Caterpillar has a long history in Africa, and we have grown as our
African customers have grown. We have adapted our product offerings to cope with the fuel, heat, humidity, dust and other extremes.

Moving forward, we face the challenge of integrating distributed generation and new technologies with traditional power grids, and it will be critical for us to ensure the delivery of reliable power for the African economy during this rapid expansion.

Our broad product portfolio and global perspective, combined with the local expertise of the Cat dealer network, are key advantages for
Caterpillar. We can tap our company’s collective knowledge on any particular industry application and then design the optimal solution.

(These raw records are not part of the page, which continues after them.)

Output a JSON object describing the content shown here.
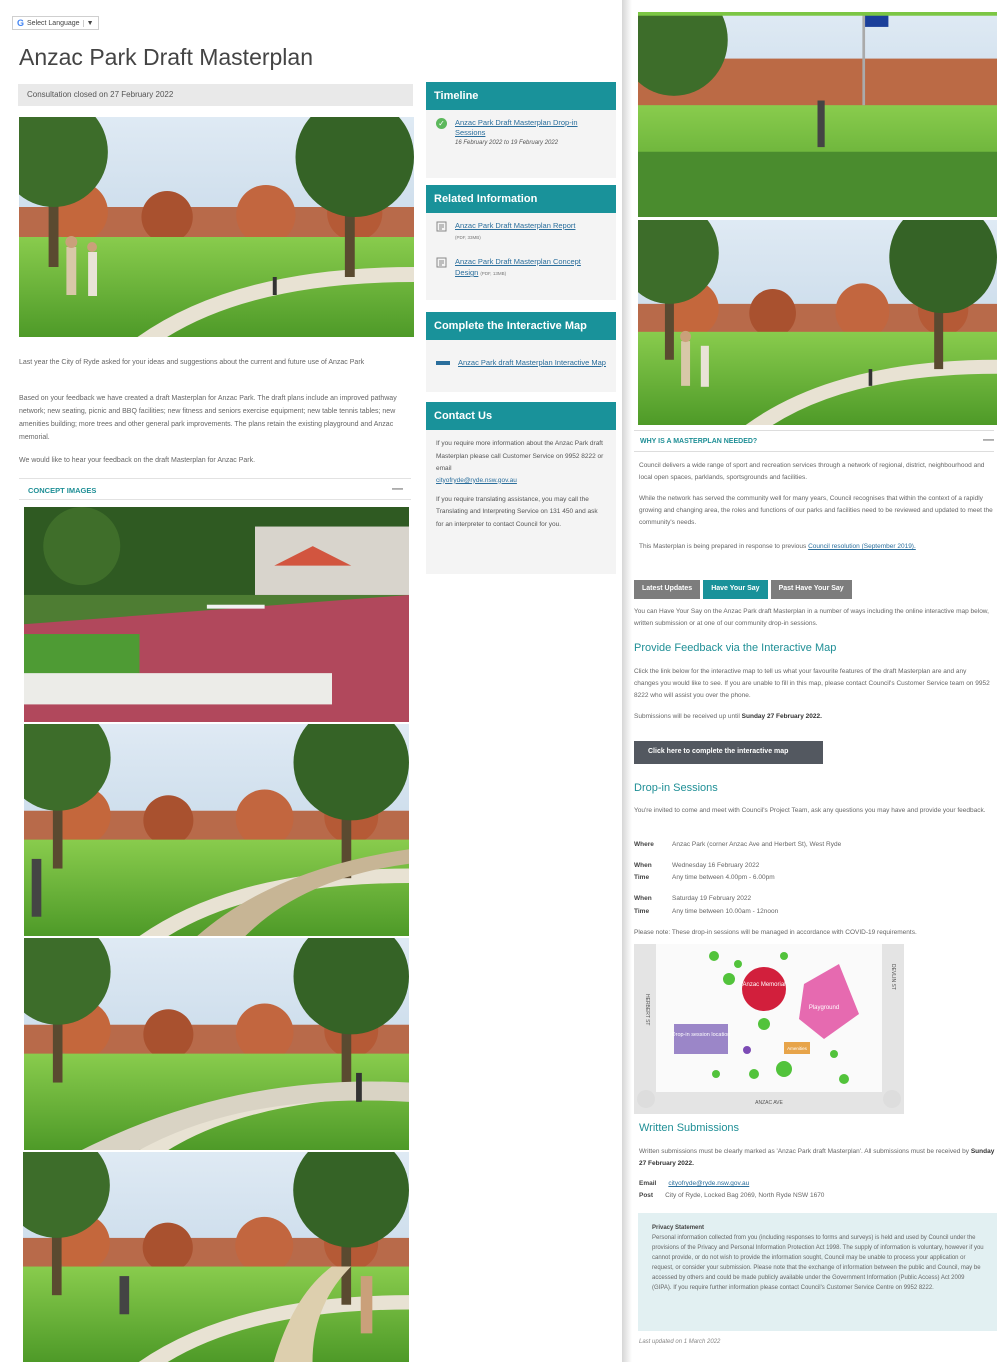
{
  "language_selector": {
    "label": "Select Language",
    "caret": "▼"
  },
  "page_title": "Anzac Park Draft Masterplan",
  "consultation_status": "Consultation closed on 27 February 2022",
  "intro_paragraphs": [
    "Last year the City of Ryde asked for your ideas and suggestions about the current and future use of Anzac Park",
    "Based on your feedback we have created a draft Masterplan for Anzac Park. The draft plans include an improved pathway network; new seating, picnic and BBQ facilities; new fitness and seniors exercise equipment; new table tennis tables; new amenities building; more trees and other general park improvements. The plans retain the existing playground and Anzac memorial.",
    "We would like to hear your feedback on the draft Masterplan for Anzac Park."
  ],
  "concept_images": {
    "heading": "CONCEPT IMAGES",
    "toggle": "—"
  },
  "sidebar": {
    "timeline": {
      "heading": "Timeline",
      "item_link": "Anzac Park Draft Masterplan Drop-in Sessions",
      "item_dates": "16 February 2022 to 19 February 2022"
    },
    "related": {
      "heading": "Related Information",
      "links": [
        {
          "label": "Anzac Park Draft Masterplan Report",
          "size": "(PDF, 33MB)"
        },
        {
          "label": "Anzac Park Draft Masterplan Concept Design",
          "size": "(PDF, 13MB)"
        }
      ]
    },
    "interactive_map": {
      "heading": "Complete the Interactive Map",
      "link": "Anzac Park draft Masterplan Interactive Map"
    },
    "contact": {
      "heading": "Contact Us",
      "text1": "If you require more information about the Anzac Park draft Masterplan please call Customer Service on 9952 8222 or email",
      "email": "cityofryde@ryde.nsw.gov.au",
      "text2": "If you require translating assistance, you may call the Translating and Interpreting Service on 131 450 and ask for an interpreter to contact Council for you."
    }
  },
  "right": {
    "why_heading": "WHY IS A MASTERPLAN NEEDED?",
    "why_toggle": "—",
    "why_p1": "Council delivers a wide range of sport and recreation services through a network of regional, district, neighbourhood and local open spaces, parklands, sportsgrounds and facilities.",
    "why_p2": "While the network has served the community well for many years, Council recognises that within the context of a rapidly growing and changing area, the roles and functions of our parks and facilities need to be reviewed and updated to meet the community's needs.",
    "why_p3": "This Masterplan is being prepared in response to previous",
    "why_link": "Council resolution (September 2019).",
    "tabs": [
      "Latest Updates",
      "Have Your Say",
      "Past Have Your Say"
    ],
    "have_say_intro": "You can Have Your Say on the Anzac Park draft Masterplan in a number of ways including the online interactive map below, written submission or at one of our community drop-in sessions.",
    "feedback_heading": "Provide Feedback via the Interactive Map",
    "feedback_p": "Click the link below for the interactive map to tell us what your favourite features of the draft Masterplan are and any changes you would like to see. If you are unable to fill in this map, please contact Council's Customer Service team on 9952 8222 who will assist you over the phone.",
    "submissions_until": "Submissions will be received up until",
    "submissions_date": "Sunday 27 February 2022.",
    "cta_label": "Click here to complete the interactive map",
    "dropin_heading": "Drop-in Sessions",
    "dropin_p": "You're invited to come and meet with Council's Project Team, ask any questions you may have and provide your feedback.",
    "where_label": "Where",
    "where_value": "Anzac Park (corner Anzac Ave and Herbert St), West Ryde",
    "when_label": "When",
    "time_label": "Time",
    "session1_when": "Wednesday 16 February 2022",
    "session1_time": "Any time between 4.00pm - 6.00pm",
    "session2_when": "Saturday 19 February 2022",
    "session2_time": "Any time between 10.00am - 12noon",
    "covid_note": "Please note: These drop-in sessions will be managed in accordance with COVID-19 requirements.",
    "map_labels": {
      "street_left": "HERBERT ST",
      "street_right": "DEVLIN ST",
      "street_bottom": "ANZAC AVE",
      "memorial": "Anzac Memorial",
      "playground": "Playground",
      "dropin": "Drop-in session location",
      "amenities": "Amenities"
    },
    "written_heading": "Written Submissions",
    "written_p": "Written submissions must be clearly marked as 'Anzac Park draft Masterplan'. All submissions must be received by",
    "written_date": "Sunday 27 February 2022.",
    "email_label": "Email",
    "email_value": "cityofryde@ryde.nsw.gov.au",
    "post_label": "Post",
    "post_value": "City of Ryde, Locked Bag 2069, North Ryde NSW 1670",
    "privacy_heading": "Privacy Statement",
    "privacy_text": "Personal information collected from you (including responses to forms and surveys) is held and used by Council under the provisions of the Privacy and Personal Information Protection Act 1998. The supply of information is voluntary, however if you cannot provide, or do not wish to provide the information sought, Council may be unable to process your application or request, or consider your submission. Please note that the exchange of information between the public and Council, may be accessed by others and could be made publicly available under the Government Information (Public Access) Act 2009 (GIPA). If you require further information please contact Council's Customer Service Centre on 9952 8222.",
    "last_updated": "Last updated on 1 March 2022"
  },
  "colors": {
    "teal": "#19929a",
    "link": "#2a6e9c",
    "grass": "#7cc644",
    "tree": "#3d6d2a",
    "sky": "#cfe3f3"
  }
}
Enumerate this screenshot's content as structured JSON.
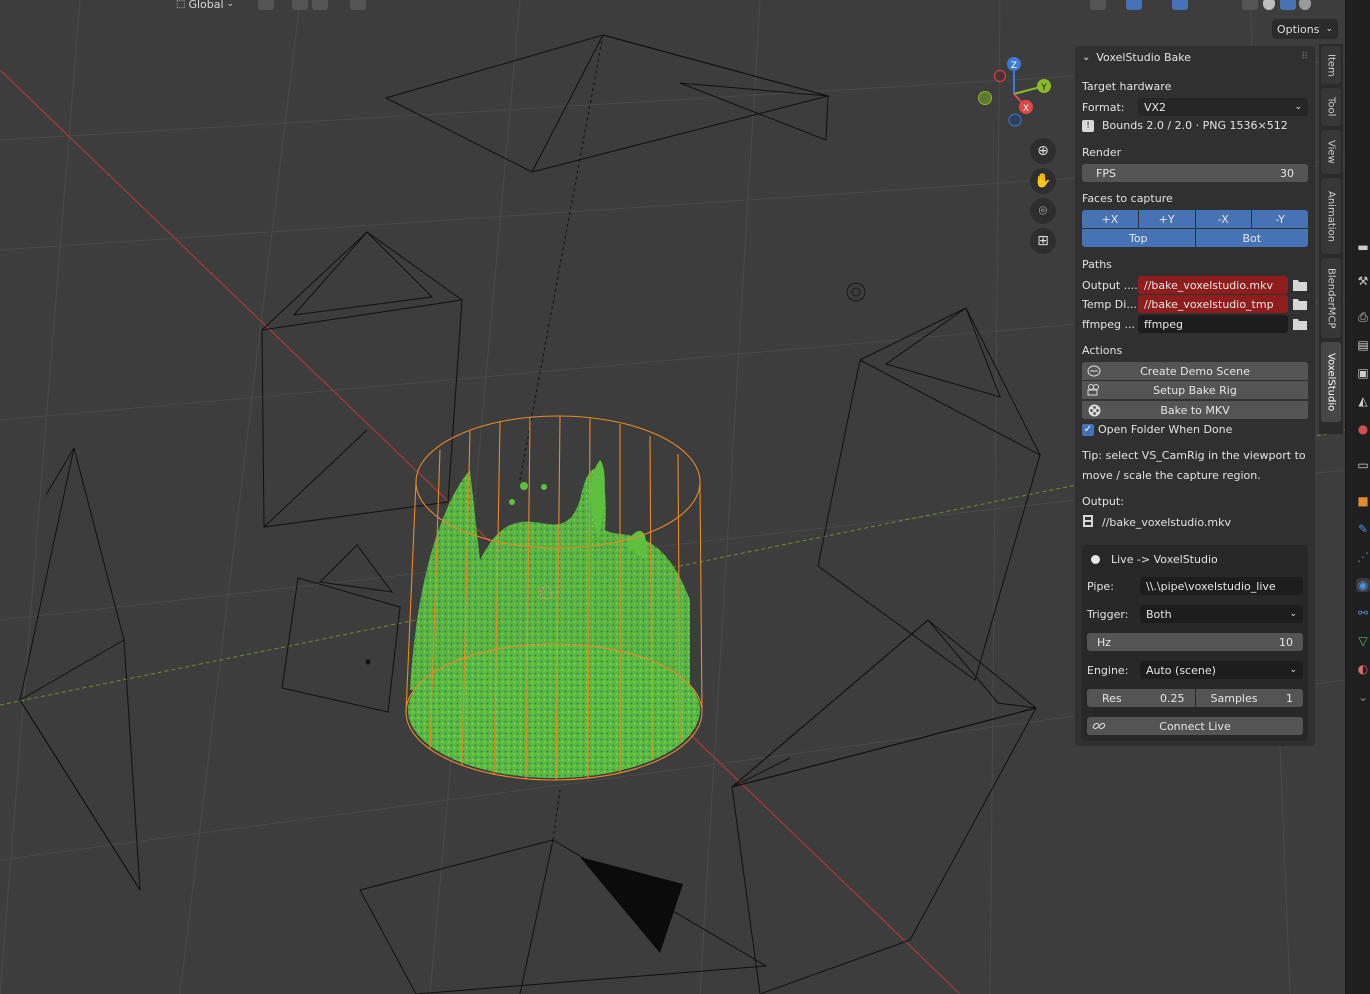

With a full range of diesel, gas, dual-fuel and hybrid power solutions, we can offer customers a transparent comparison of technologies. And by combining existing or new power plants with the Cat Microgrid Master controller (MMC) or Cat Energy Storage System (ESS), we support reduced fuel consumption and supply costs, grid stability, power quality and other benefits – all while ensuring
reliable power.

Can you give an example of a solution that uses a mix of power technologies?

B2Gold Corp began operations at the Otjikoto Mine in central Namibia in 2015. Four Cat® CM32 generator sets that run on heavy fuel oil supply primary power for operations, with standby power provided by three Cat 3516 diesel generator sets. While delivering exceptional availability, the reliance on power produced from fossil fuels makes the profitability of the mine vulnerable to fuel price fluctuations and supply interruptions.

Caterpillar and Barloworld, the Cat dealer for Southern Africa, designed an integrated hybrid system that not only generates power while the sun shines but also maintains a consistent flow of power for the mine’s
operations in cloudy conditions and at night.

The 7MW solar facility at Otjikoto includes 62,400 Cat thin-film PVT
modules mounted on single-axis trackers, 260 solar inverters, seven 1MW transformers and the Cat Microgrid Master Controller (MMC).

By converting the mine’s power-producing capabilities to a solar
hybrid, company officials estimate a reduction in HFO consumption of about 3.4m litres per year, which results in an annual savings of 14%-16% in the cost of power generation.

How is big data changing the power solutions business?

Big data and connectivity allow power plant owners to have a true, real-time picture of the performance of their assets that was not always available in the past. For customers running generators set for prime power, the aggregated data can be used to predict failure, monitor fuel consumption and reduce any unplanned downtime. Meanwhile, customers using generator sets for emergency backup can know their power plants are ready to run at a second’s notice.

Today, Caterpillar has hundreds of thousands of assets connected globally through Cat Connect, which leverages technology and learning across our construction, mining, and energy and transportation divisions.

Cat Connect is available to all of our electric power customers, large and small, and can be used beyond generator sets to include renewable energy applications and energy storage. Customers can visualise data on performance and receive alerts and reports from anywhere in the world through an easy-to-use interface. I would recommend customers
contact their local Caterpillar dealer for a free demonstration or webinar to fully understand the possibilities.

What’s next for Caterpillar in Africa?

Caterpillar is 100% committed to our customers in Africa. We’re heavily
invested in African communities, where Caterpillar and our dealers
employ approximately 15,000 people.

In 2016, Caterpillar, our dealers and the Caterpillar Foundation
announced a plan to invest more than $1bn in countries throughout Africa over a five-year period.

This investment includes enhanced parts distribution capacity, new state-of-the-art Certified Rebuild Centres, new dealer branch locations, the expansion of Caterpillar’s Technicians for Africa online skills development programme, and millions of dollars to support programmes that lift people out of poverty.

Ultimately, we’re excited about the long-term investments we’re making in Africa that are helping to build, develop and power communities.